Wednesday, 17 September 2008

Criticism and calories again.

Eating today
a macadamia nut and a cranberry-20
Tea (gave me hiccups so I only drank a little bit)
A pastrami mozarella rocket and onion relish sandwich, but I pulled off one of the slices of bread and also most of the pastrami. From the Camden food Company.-400
An apple-40
A biscuit-60
tea-10
Pasta with vegetables and bolognaise. I had a plate of this, half filled with vegetables, and I felt ill after, which is good because it means my stomach's shrinking but bad because I probably stretched it again.-500
ice cream-100

so all in all probably about 1200, and I feel very full, so I'm happy. I shouldn't be. I should be happy to eat about 1500, that's OK. But I can't, I just can't be happy with that. It will come back and bite me on my slowed metabolic rate arse, I know it, I'm so stupid.

I got offered an internship at a prestigious fashion company. I didn't think they'd want me but they do. Now I just have to suss out if I want it badly enough to say goodbye to cash I could earn in 2 months, which could mean goodbye to theatre school and goodbye to other things.

She of the Bovine is having problems with her teenage alcoholic mother. She thinks she's a robot but I think she's human, more so than her mum who is acting in the worst way. I can't imagine having a parent like that. Mine are so reasonable. She of the bovine is so bright, clever and sorted- I don't trust her and she's got her issues, but she is brilliant in general. And I trust her enough to let her know most things, I just don't trust that what she says is always true about how she feels, but then again if I had a mother like hers I'd be closing feelings in on all sides too. I think her and Bombazine had a thing going; they might still, for all I know. I want to whisk her away from everything, but I can't solve everyone's problems, and I worry that she picks fights with people she lives with because it's the only way she knows, and we never fight, I like our friendship the way it is. I don't know. I'm worried she could be a sociopath but I still think she's cool. I kind of wish I was a sociopath. There isn't much about her that I wouldn't want to be. She's innately good at things, talented and pretty. I always want to be parts of someone else. She says she comfort eats, but I think we're about the same size. I can't settle on myself. I can't want to be me when other people have so many other things that they are that I want to be.

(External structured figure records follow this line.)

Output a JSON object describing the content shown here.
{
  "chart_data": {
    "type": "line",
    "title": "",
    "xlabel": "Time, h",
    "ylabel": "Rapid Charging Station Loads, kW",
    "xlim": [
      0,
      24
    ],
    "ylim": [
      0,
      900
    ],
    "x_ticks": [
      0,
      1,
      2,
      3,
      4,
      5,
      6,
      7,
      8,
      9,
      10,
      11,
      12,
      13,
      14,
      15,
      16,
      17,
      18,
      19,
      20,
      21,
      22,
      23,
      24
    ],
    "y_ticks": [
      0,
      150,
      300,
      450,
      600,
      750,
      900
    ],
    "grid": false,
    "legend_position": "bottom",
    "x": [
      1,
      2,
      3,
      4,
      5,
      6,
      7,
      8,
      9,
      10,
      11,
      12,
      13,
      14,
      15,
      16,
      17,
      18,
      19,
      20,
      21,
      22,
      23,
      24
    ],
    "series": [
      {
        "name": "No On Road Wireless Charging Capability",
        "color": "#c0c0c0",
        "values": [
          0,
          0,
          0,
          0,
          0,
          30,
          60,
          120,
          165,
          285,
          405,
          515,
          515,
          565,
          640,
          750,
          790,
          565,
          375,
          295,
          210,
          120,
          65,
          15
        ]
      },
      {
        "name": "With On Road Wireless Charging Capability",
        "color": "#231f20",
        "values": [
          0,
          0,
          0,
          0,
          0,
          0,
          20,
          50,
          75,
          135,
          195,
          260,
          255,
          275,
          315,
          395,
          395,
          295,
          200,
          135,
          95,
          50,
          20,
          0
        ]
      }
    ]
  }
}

And then there's Houselady. She's fine as far as I know. I wish I knew what she properly thought of me. She's been an interesting exercise for me in criticism taking- I know that we can fall out over opinions but still laugh together, so I think it's OK. She won't hate me for disagreeing or ram the point, as far as I know. It's too early to judge properly. I can be very good at taking criticism, or very bad. It depends.